Distributors need ways to gauge their operations to determine whether their supply chain strategy is effective or requires fine-tuning.
That’s why supply chain analytics are becoming increasingly important today. Companies are moving beyond implementing distribution ERP applications and starting to mine the data that is captured by these applications. However, it is essential that the metrics be tracked in a way that requires very little effort from the stakeholders.
To be executed well and to be useful, metrics should be:
- Auto-generated by the ERP on a user-defined schedule.
- Definable by the users with built-in tools and not limited to canned metrics provided by the software publisher.
- Exception-based, as an option, so that users can focus on those items requiring attention.
- Have the option of presentation in the form of key performance indicators (KPIs).
Once you have a handle on how to best track and monitor data, the next step is to determine what you’re going to look at. A recent post on the EBN website outlines five critical metrics for success.
- Finances: Be sure to have a financial plan in place. Analyze your income at a granular level rather than the aggregate.
- Business: Find out how to please your clients and what drives your success. Monitoring these factors will help guide you to which actions you should focus on.
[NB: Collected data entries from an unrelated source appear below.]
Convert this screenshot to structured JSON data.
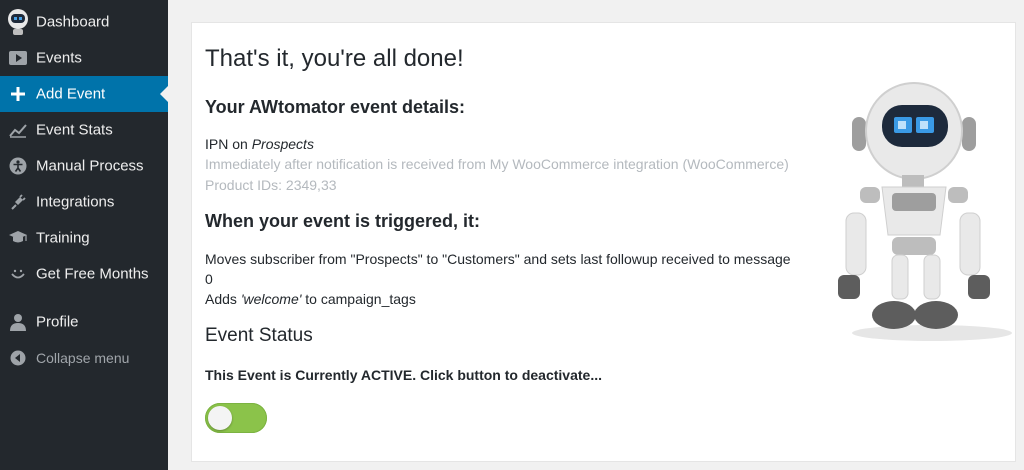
{
  "sidebar": {
    "items": [
      {
        "label": "Dashboard",
        "icon": "robot-avatar-icon"
      },
      {
        "label": "Events",
        "icon": "play-icon"
      },
      {
        "label": "Add Event",
        "icon": "plus-icon",
        "active": true
      },
      {
        "label": "Event Stats",
        "icon": "chart-line-icon"
      },
      {
        "label": "Manual Process",
        "icon": "accessibility-icon"
      },
      {
        "label": "Integrations",
        "icon": "plug-icon"
      },
      {
        "label": "Training",
        "icon": "graduation-cap-icon"
      },
      {
        "label": "Get Free Months",
        "icon": "smiley-icon"
      },
      {
        "label": "Profile",
        "icon": "user-icon"
      },
      {
        "label": "Collapse menu",
        "icon": "collapse-arrow-icon"
      }
    ]
  },
  "main": {
    "title": "That's it, you're all done!",
    "details_heading": "Your AWtomator event details:",
    "ipn_prefix": "IPN on ",
    "ipn_list": "Prospects",
    "notification_text": "Immediately after notification is received from My WooCommerce integration (WooCommerce)",
    "product_ids": "Product IDs: 2349,33",
    "trigger_heading": "When your event is triggered, it:",
    "action_move": "Moves subscriber from \"Prospects\" to \"Customers\" and sets last followup received to message",
    "action_move_cont": "0",
    "action_tag_prefix": "Adds ",
    "action_tag_name": "'welcome'",
    "action_tag_suffix": " to campaign_tags",
    "status_heading": "Event Status",
    "status_text": "This Event is Currently ACTIVE. Click button to deactivate...",
    "toggle_state": "active"
  },
  "colors": {
    "sidebar_bg": "#23282d",
    "active_bg": "#0073aa",
    "toggle_on": "#8bc34a",
    "muted_text": "#b4b9be"
  }
}
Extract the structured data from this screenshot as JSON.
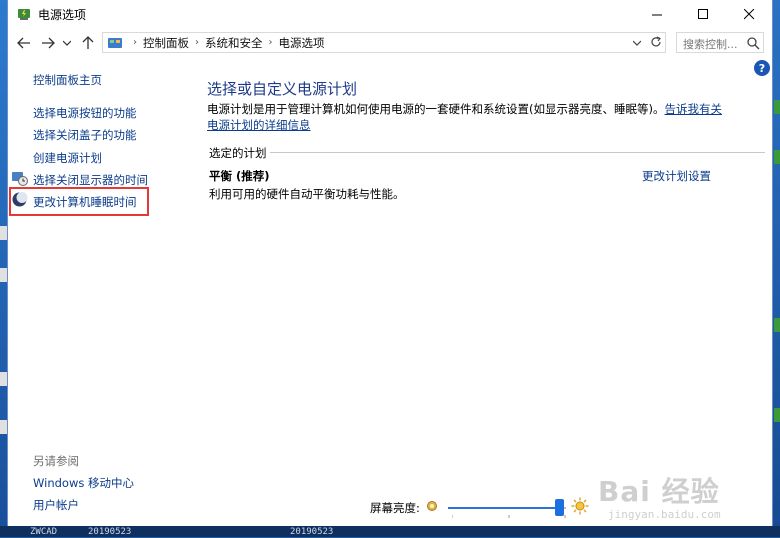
{
  "window": {
    "title": "电源选项",
    "controls": {
      "minimize": "minimize-icon",
      "maximize": "maximize-icon",
      "close": "close-icon"
    }
  },
  "nav": {
    "back_icon": "arrow-left-icon",
    "forward_icon": "arrow-right-icon",
    "recent_icon": "chevron-down-icon",
    "up_icon": "arrow-up-icon",
    "breadcrumbs": [
      "控制面板",
      "系统和安全",
      "电源选项"
    ],
    "search_placeholder": "搜索控制...",
    "search_icon": "search-icon",
    "refresh_icon": "refresh-icon"
  },
  "sidebar": {
    "home": "控制面板主页",
    "links": [
      "选择电源按钮的功能",
      "选择关闭盖子的功能",
      "创建电源计划",
      "选择关闭显示器的时间",
      "更改计算机睡眠时间"
    ],
    "see_also_title": "另请参阅",
    "see_also": [
      "Windows 移动中心",
      "用户帐户"
    ]
  },
  "main": {
    "title": "选择或自定义电源计划",
    "description": "电源计划是用于管理计算机如何使用电源的一套硬件和系统设置(如显示器亮度、睡眠等)。",
    "description_link": "告诉我有关电源计划的详细信息",
    "section_title": "选定的计划",
    "plan": {
      "name": "平衡 (推荐)",
      "description": "利用可用的硬件自动平衡功耗与性能。",
      "change_link": "更改计划设置"
    },
    "help": "?"
  },
  "brightness": {
    "label": "屏幕亮度:",
    "level_percent": 95
  },
  "watermark": {
    "text": "Bai 经验",
    "url": "jingyan.baidu.com"
  },
  "taskbar": {
    "items": [
      "ZWCAD",
      "20190523",
      "20190523"
    ]
  },
  "colors": {
    "link": "#0b3c8c",
    "title": "#1e3a8a",
    "highlight": "#e53935",
    "accent": "#1d6fe0"
  }
}
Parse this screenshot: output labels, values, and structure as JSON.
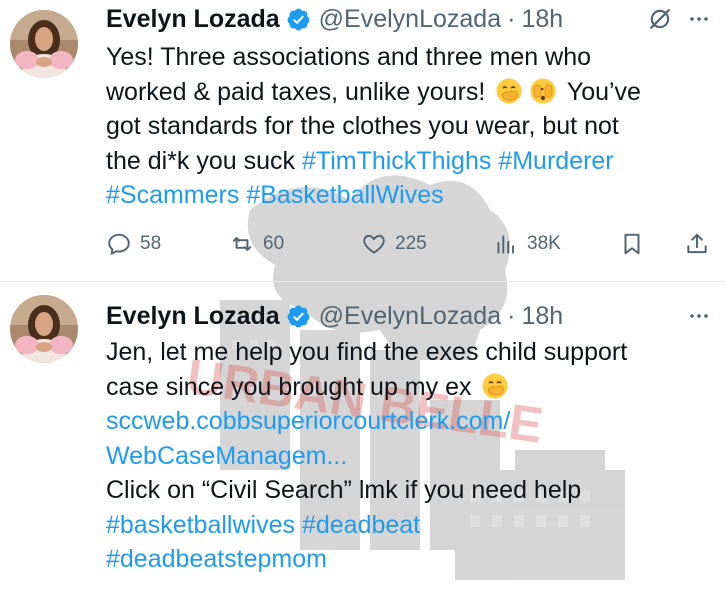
{
  "tweets": [
    {
      "name": "Evelyn Lozada",
      "handle": "@EvelynLozada",
      "separator": "·",
      "time": "18h",
      "lines": [
        {
          "text": "Yes! Three associations and three men who"
        },
        {
          "text": "worked & paid taxes, unlike yours!",
          "emojis": [
            "hand-over-mouth-emoji",
            "peeking-face-emoji"
          ],
          "tail": "You’ve"
        },
        {
          "text": "got standards for the clothes you wear, but not"
        },
        {
          "text": "the di*k you suck",
          "hashtags": [
            "#TimThickThighs",
            "#Murderer"
          ]
        },
        {
          "hashtags": [
            "#Scammers",
            "#BasketballWives"
          ]
        }
      ],
      "stats": {
        "replies": "58",
        "retweets": "60",
        "likes": "225",
        "views": "38K"
      }
    },
    {
      "name": "Evelyn Lozada",
      "handle": "@EvelynLozada",
      "separator": "·",
      "time": "18h",
      "lines": [
        {
          "text": "Jen, let me help you find the exes child support"
        },
        {
          "text": "case since you brought up my ex",
          "emojis": [
            "hand-over-mouth-emoji"
          ]
        },
        {
          "link": "sccweb.cobbsuperiorcourtclerk.com/"
        },
        {
          "link": "WebCaseManagem..."
        },
        {
          "text": "Click on “Civil Search” lmk if you need help"
        },
        {
          "hashtags": [
            "#basketballwives",
            "#deadbeat"
          ]
        },
        {
          "hashtags": [
            "#deadbeatstepmom"
          ]
        }
      ]
    }
  ],
  "watermark": {
    "text": "URBAN BELLE"
  },
  "colors": {
    "link": "#1d9bf0",
    "verified": "#1d9bf0",
    "muted": "#536471",
    "text": "#0f1419"
  }
}
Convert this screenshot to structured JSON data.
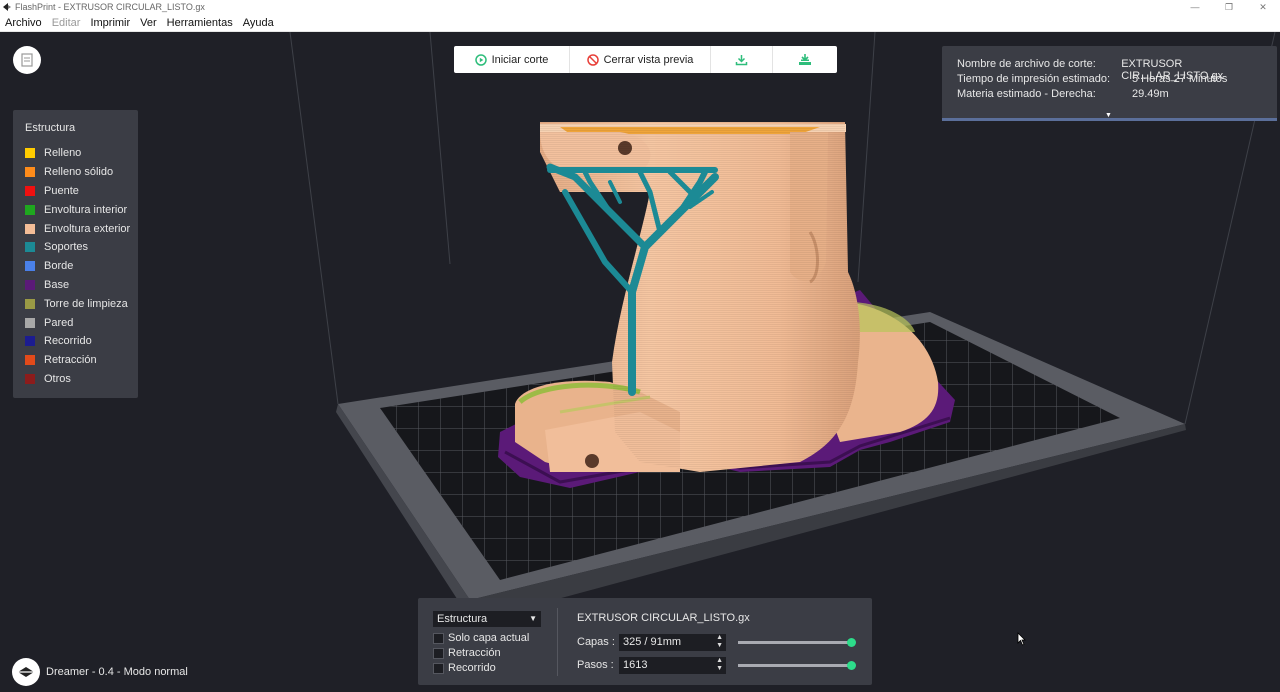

- Customers: Know your audience and cater to it. You can’t keep your customers happy if you don’t know them.
- Vendors: Just like with customers, it’s crucial to know your suppliers. You need a strong basis around which to build relationships and partnerships.
- Quality: You should know the quality of everything from your products to your relationships with customers and suppliers.
As is the case with most things, execution is vital for a strong supply chain strategy. The use of business metrics is a very good idea and is critical to proactive management of the business. However, it’s simply not realistic to expect users to run reports daily or weekly. Therefore, adoption is likely to be successful only if the data can be accessed with very little effort from the users.